Master chocolatiers Jacques and Hasty Torres dished out sweet truffles all afternoon.
My sweet tooth was satiated by the end of the afternoon. I zeroed in on the gorgeous Hasty Torres at her Madame Chocolat booth, and discussed her Canon Drive store in Beverly Hills with husband Jacques Torres, the legendary chocolatier from New York, here to assist. Candace Nelson served up Sprinkles cupcakes in abundance. Matthew Kang and Tai Kim fed me salty chocolate ice cream from their Overland Avenue Scoop store.
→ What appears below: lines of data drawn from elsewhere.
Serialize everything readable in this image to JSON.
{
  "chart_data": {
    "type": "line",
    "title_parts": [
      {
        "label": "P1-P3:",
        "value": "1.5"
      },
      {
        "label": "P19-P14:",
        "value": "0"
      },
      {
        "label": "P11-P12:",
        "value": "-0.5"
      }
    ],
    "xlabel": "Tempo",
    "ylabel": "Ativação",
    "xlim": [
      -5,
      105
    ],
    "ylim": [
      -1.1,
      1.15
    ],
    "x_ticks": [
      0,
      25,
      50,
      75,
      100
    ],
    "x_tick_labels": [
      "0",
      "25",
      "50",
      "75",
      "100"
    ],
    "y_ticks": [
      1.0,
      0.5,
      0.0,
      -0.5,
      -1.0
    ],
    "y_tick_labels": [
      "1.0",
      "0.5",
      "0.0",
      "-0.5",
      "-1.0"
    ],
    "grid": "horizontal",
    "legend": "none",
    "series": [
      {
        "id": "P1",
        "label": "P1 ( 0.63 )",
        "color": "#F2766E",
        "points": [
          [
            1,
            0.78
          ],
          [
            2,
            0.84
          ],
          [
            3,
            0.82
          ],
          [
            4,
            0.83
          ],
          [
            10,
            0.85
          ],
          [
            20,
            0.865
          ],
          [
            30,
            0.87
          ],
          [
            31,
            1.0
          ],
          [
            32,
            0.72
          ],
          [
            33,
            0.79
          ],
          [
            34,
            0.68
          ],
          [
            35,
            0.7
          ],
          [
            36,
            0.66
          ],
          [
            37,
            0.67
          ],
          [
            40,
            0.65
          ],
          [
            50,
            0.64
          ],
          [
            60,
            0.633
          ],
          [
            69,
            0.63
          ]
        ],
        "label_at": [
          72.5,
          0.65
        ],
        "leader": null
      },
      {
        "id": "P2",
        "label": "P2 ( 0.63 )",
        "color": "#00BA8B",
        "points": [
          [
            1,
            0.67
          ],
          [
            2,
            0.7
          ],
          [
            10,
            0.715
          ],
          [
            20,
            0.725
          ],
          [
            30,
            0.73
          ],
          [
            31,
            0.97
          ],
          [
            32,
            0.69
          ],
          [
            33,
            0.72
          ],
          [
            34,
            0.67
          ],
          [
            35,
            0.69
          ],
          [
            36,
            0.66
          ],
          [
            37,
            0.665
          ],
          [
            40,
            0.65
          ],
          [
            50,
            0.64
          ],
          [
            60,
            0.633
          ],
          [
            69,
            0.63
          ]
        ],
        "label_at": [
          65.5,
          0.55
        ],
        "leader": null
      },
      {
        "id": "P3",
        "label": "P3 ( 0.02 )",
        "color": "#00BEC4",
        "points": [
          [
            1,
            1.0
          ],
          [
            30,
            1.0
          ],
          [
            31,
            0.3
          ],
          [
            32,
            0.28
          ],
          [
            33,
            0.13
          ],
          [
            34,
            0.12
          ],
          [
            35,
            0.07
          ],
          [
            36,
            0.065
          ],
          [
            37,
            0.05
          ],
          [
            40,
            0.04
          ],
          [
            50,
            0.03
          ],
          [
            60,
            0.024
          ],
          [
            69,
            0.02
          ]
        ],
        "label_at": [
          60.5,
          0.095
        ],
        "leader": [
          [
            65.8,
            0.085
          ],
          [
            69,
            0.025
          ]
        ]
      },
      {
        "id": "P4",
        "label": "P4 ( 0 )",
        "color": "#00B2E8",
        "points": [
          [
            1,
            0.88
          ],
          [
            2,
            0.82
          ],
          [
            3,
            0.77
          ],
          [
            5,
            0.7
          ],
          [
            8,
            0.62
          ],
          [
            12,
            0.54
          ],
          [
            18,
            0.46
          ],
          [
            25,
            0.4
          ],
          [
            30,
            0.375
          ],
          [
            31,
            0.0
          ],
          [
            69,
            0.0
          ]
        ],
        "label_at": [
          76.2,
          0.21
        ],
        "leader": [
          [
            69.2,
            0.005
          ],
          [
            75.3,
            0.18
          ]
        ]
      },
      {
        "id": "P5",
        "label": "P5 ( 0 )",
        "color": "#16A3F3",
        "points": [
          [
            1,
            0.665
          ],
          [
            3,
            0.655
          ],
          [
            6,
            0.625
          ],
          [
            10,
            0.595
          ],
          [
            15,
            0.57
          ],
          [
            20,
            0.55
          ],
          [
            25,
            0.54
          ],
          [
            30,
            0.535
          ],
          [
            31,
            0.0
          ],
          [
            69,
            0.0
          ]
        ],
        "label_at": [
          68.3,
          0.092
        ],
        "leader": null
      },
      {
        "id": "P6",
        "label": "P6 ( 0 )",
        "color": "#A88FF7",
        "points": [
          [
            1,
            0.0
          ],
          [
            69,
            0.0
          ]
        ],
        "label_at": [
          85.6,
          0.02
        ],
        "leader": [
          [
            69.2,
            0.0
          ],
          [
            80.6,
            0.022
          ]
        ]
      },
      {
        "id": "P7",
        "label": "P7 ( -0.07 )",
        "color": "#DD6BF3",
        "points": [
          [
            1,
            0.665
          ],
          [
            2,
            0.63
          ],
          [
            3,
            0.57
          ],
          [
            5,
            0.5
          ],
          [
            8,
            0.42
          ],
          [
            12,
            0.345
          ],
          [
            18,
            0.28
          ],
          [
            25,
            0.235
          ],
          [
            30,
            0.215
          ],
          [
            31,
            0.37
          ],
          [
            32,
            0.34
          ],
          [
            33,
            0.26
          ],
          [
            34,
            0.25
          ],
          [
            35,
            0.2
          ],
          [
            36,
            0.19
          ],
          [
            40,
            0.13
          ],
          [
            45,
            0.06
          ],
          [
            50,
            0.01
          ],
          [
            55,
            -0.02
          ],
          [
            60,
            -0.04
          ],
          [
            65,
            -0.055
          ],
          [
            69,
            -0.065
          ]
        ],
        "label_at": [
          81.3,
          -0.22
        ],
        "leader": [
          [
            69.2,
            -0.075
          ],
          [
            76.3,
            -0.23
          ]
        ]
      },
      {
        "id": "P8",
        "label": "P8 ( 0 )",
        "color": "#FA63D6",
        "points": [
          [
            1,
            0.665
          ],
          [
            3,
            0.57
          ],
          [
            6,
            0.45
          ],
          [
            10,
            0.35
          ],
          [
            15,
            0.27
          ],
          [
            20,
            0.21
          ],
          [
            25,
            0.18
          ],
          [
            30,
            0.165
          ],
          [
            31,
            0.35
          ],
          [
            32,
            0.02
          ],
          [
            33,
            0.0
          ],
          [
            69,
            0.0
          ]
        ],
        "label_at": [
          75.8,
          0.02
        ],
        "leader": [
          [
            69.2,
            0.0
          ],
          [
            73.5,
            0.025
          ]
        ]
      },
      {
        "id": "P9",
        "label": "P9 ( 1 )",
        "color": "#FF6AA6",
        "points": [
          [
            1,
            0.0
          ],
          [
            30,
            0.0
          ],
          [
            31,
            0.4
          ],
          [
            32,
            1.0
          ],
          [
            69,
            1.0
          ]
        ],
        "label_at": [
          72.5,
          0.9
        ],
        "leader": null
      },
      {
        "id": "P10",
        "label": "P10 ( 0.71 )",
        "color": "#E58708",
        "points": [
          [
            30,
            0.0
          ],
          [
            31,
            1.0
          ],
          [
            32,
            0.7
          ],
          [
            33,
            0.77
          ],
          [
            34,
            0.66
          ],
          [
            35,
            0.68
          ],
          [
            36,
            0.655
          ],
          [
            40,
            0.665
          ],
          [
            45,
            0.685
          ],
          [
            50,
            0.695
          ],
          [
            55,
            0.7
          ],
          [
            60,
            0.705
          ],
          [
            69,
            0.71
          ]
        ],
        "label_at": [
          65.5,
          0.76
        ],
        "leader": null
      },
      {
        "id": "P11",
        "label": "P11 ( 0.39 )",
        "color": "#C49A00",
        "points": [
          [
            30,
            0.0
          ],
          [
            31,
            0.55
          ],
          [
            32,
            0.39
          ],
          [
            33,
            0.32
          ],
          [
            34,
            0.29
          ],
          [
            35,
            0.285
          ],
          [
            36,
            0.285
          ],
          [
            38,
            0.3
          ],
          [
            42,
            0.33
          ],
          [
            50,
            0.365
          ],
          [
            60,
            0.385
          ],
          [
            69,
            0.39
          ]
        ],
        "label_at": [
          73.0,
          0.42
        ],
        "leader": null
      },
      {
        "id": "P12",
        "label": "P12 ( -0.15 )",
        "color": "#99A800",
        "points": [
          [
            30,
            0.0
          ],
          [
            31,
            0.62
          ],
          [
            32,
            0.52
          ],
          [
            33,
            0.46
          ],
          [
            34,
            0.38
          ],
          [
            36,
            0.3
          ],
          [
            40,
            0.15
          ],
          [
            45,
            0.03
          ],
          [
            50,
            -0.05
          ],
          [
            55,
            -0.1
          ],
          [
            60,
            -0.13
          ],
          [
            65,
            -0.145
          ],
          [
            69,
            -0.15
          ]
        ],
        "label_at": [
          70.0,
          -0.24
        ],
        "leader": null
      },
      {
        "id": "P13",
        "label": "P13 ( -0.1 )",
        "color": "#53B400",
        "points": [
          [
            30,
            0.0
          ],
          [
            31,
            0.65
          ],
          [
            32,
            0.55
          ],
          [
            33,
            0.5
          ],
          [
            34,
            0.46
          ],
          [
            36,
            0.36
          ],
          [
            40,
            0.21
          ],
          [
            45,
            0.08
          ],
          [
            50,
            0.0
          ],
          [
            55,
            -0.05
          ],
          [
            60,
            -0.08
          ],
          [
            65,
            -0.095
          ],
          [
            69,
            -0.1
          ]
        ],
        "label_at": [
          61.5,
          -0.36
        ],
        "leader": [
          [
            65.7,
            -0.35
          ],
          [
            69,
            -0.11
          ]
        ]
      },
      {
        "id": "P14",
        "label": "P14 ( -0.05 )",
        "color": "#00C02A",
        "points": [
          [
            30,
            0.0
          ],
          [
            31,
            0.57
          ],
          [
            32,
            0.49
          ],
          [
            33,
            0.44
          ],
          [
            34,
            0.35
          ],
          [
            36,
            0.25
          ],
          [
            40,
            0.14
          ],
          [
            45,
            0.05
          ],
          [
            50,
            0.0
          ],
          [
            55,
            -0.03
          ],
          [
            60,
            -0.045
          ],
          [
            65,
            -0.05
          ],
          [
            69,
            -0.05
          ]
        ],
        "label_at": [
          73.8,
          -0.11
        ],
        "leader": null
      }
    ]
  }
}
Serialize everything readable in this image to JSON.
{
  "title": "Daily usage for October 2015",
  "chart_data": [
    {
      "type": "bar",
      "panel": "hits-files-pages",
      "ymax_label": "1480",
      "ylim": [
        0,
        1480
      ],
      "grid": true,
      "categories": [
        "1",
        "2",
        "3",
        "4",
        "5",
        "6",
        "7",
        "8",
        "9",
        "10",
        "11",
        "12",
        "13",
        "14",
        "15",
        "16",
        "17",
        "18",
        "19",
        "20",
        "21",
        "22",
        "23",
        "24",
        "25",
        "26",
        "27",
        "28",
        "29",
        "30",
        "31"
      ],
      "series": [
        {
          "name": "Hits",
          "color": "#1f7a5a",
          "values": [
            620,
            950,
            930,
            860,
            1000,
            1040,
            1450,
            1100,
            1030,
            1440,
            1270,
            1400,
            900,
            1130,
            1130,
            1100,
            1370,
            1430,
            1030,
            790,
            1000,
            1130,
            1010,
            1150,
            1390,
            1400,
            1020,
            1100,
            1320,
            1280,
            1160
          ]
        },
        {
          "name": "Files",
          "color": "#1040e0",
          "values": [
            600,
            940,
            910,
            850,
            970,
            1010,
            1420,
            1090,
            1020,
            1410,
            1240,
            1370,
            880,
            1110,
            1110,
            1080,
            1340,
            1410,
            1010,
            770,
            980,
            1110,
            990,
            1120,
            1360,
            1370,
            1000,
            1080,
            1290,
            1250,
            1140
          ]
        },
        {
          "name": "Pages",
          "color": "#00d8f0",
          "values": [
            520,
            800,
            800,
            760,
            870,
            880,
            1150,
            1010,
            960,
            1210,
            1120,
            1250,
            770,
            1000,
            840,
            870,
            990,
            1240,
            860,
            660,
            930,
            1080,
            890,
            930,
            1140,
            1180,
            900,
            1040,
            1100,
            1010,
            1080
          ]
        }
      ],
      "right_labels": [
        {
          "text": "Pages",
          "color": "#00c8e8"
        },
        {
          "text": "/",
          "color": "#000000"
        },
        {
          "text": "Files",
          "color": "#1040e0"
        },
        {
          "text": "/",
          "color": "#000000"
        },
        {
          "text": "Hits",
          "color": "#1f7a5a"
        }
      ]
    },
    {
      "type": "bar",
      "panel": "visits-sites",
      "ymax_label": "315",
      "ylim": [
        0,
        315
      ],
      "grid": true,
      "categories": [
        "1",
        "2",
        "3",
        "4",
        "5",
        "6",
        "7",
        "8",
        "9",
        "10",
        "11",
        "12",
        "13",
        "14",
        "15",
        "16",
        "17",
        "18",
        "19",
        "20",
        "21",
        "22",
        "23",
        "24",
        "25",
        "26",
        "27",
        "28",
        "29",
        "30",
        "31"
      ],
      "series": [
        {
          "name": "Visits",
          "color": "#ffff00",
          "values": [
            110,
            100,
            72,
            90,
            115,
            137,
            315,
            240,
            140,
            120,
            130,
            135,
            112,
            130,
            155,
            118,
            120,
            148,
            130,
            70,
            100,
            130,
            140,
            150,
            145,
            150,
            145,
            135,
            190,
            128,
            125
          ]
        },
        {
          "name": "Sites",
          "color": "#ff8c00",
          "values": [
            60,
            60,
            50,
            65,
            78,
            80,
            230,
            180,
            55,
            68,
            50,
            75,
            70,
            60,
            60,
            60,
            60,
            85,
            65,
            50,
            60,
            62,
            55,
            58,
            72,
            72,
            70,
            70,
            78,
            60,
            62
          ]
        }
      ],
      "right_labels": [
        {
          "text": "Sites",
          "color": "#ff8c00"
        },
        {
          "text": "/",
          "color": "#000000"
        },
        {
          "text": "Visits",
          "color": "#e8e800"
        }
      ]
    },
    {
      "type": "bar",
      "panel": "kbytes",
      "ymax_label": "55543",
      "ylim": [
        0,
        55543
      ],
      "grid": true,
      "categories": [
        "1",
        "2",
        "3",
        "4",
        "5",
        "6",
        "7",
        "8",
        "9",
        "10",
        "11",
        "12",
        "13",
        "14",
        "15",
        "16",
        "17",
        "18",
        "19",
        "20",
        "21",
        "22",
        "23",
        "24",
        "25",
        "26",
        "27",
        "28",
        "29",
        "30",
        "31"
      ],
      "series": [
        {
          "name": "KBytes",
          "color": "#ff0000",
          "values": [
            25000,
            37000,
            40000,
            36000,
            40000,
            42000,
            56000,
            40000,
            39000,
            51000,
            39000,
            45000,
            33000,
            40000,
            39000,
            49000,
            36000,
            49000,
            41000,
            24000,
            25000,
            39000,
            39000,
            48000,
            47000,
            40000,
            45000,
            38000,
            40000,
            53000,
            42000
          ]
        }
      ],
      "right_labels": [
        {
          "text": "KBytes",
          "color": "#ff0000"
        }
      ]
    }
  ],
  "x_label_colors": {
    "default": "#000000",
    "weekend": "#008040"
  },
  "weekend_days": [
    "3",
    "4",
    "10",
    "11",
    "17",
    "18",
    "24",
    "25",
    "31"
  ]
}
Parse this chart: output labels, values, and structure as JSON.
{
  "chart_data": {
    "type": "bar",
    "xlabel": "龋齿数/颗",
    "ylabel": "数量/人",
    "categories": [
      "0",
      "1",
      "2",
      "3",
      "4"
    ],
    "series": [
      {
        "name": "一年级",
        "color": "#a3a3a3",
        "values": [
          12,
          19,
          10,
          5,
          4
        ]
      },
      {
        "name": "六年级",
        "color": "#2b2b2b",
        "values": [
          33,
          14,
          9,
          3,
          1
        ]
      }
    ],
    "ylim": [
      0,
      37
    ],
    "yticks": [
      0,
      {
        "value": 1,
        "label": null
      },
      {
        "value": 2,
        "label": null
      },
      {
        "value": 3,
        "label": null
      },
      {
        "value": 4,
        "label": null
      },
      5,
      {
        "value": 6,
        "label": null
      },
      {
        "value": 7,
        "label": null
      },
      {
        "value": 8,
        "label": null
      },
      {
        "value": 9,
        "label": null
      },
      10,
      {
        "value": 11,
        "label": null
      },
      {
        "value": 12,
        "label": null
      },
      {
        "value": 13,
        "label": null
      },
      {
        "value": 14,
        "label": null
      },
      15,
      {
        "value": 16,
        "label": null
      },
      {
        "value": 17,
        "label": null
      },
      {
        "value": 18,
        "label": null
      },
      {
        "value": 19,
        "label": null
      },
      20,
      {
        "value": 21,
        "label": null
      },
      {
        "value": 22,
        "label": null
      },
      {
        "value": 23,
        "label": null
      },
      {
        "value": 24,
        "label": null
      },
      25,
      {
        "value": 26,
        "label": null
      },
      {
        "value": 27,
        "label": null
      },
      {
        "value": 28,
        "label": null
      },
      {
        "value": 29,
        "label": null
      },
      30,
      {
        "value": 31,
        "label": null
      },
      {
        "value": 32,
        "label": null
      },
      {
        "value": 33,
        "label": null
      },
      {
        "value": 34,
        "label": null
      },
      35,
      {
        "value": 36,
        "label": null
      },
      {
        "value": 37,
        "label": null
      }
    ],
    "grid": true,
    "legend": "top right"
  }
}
Top Chef star and ink Chef Michael Voltaggio wielded a liquid nitrogen mixing machine to make bacon and olive oil ice creams served in micro-cones.
Top Chef Michael Voltaggio makes ice cream with a liquid nitrogen machine.
I don't like to drink too much at these food events, but I could not resist Josh Goldman's Pimm's Cup from ink Restaurant, made with gin, sweet vermouth, Triple Sec, orange bitters and Peychaud's bitters; he combined it with fresh lemonade and garnished it with cucumber, mnt, borage, freeze-dried apples and strawberries.
I again must pay tribute to the hundreds of chefs and others, as well as all the volunteers, who make this event an annual winner... and hopefully a day will come when no children will go hungry in our country and this event will not be a necessity. Until then, support it mightily.